The old woman who sold cakes, and reglisse, and balloons to the children, was putting up the shutters of her little booth as he passed, and two others were piling wooden chairs in ungainly pyramids under the trees, though the gardens were still full of people, hurrying north and south on the transverse paths leading to the rue de Rivoli or to the quai and the pont de Solférino. But, curiously enough, the open space around the western basin was almost deserted as Little Tapin took his position, facing the great grille.
The mid-August afternoon had been oppressively warm, and now a thin haze had risen from the wet wood pavement of the place de la Concorde, and hovered low, pink in the light of the setting sun. Directly before Little Tapin the obelisk raised its warning finger, and beyond, the Champs Elysées, thickly dotted with carriages, and half veiled by great splotches of ruddy-yellow dust, swept away in a long, upward curve toward the distant arc de l'Etoile.
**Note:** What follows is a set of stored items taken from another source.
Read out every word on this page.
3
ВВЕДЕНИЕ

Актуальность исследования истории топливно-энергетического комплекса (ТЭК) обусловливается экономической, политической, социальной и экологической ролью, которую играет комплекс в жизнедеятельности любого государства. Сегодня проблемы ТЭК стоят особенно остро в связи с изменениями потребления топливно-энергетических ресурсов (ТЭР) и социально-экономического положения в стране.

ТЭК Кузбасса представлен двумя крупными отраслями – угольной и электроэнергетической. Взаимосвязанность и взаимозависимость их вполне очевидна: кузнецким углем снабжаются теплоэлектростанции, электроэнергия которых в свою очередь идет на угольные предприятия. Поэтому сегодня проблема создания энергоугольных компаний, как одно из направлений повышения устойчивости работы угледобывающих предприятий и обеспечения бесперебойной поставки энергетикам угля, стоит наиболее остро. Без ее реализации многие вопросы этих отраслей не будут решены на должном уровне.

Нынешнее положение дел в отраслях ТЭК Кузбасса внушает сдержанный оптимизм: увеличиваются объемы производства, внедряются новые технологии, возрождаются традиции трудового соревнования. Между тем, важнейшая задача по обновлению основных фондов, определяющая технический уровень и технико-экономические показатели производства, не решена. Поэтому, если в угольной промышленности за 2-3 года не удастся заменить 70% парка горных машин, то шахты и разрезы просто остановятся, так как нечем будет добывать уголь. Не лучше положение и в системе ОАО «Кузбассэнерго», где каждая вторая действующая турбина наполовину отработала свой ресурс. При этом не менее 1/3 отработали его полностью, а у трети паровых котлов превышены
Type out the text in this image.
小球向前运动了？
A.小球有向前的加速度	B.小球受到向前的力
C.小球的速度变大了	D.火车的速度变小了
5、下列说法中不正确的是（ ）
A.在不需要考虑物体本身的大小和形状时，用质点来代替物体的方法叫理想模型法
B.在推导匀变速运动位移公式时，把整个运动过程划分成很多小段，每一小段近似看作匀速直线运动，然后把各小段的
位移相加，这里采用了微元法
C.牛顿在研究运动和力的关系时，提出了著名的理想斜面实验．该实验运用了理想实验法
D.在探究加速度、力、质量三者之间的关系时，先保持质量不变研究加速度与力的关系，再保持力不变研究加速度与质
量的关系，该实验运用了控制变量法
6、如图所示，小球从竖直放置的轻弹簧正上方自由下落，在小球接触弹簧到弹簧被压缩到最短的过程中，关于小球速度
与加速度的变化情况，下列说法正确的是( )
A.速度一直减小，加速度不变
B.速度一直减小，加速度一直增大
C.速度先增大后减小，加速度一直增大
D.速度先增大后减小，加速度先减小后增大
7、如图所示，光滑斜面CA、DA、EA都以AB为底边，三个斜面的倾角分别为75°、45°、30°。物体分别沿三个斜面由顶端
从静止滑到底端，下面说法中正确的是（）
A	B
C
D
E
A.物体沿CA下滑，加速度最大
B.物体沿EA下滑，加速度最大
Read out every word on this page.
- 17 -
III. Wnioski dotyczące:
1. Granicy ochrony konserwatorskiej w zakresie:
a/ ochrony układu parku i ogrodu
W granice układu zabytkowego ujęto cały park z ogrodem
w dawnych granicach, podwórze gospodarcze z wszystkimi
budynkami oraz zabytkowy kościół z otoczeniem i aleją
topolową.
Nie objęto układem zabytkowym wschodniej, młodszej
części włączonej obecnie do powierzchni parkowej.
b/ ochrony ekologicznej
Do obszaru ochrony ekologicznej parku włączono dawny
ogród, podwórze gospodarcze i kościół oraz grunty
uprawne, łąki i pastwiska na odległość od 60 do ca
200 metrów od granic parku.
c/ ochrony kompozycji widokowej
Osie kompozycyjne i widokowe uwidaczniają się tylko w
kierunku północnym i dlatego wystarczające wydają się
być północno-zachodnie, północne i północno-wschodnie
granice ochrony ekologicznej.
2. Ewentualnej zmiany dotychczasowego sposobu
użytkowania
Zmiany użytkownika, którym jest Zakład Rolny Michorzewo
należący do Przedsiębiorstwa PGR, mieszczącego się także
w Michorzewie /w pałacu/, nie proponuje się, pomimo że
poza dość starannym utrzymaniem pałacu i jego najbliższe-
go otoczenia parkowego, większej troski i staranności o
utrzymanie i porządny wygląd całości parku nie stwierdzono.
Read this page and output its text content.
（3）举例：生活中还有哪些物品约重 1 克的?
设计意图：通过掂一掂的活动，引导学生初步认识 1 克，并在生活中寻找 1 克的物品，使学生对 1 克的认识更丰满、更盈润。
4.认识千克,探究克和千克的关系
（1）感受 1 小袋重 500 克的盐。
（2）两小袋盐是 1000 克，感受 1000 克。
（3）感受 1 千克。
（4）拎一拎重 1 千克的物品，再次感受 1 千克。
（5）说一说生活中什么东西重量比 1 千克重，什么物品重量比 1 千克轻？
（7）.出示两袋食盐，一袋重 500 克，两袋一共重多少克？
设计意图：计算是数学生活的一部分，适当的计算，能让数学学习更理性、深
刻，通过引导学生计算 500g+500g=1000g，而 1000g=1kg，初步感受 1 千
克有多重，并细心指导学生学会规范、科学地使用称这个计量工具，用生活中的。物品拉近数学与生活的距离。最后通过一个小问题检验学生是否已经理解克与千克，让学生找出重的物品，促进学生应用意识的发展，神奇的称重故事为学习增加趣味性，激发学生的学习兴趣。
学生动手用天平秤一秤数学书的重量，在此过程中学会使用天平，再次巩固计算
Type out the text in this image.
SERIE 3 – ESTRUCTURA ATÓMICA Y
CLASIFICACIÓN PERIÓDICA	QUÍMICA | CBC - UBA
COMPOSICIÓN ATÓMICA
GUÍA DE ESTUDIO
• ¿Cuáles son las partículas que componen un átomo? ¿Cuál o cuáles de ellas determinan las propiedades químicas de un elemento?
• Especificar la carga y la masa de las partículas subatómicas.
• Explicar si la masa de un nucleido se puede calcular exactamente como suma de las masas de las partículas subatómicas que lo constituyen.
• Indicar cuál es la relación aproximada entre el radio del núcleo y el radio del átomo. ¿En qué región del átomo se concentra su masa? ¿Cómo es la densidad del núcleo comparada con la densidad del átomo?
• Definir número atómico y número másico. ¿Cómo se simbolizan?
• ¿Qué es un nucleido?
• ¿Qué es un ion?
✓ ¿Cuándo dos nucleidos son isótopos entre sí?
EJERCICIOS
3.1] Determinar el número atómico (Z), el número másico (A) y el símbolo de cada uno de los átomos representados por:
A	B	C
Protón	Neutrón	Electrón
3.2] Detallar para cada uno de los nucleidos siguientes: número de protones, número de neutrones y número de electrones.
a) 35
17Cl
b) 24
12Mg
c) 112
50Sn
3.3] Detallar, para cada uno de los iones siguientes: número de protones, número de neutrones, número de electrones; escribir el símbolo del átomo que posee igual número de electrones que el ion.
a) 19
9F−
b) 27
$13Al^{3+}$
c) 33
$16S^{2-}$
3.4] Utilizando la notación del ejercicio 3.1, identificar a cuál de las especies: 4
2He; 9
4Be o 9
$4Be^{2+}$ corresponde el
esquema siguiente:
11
But of all this Little Tapin saw nothing. He stood very still, with his back to the basin, where the fat goldfish went to and fro like lazy sentinels, on the watch for a possible belated little boy, with a pocket full of crumbs. He was still deep in his dream of Plougastel, so deep that he could almost smell the salt breeze rollicking in from the Goulet, and hear the chapel bell sending the Angelus out over the strawberry fields and the rock-dotted hillside.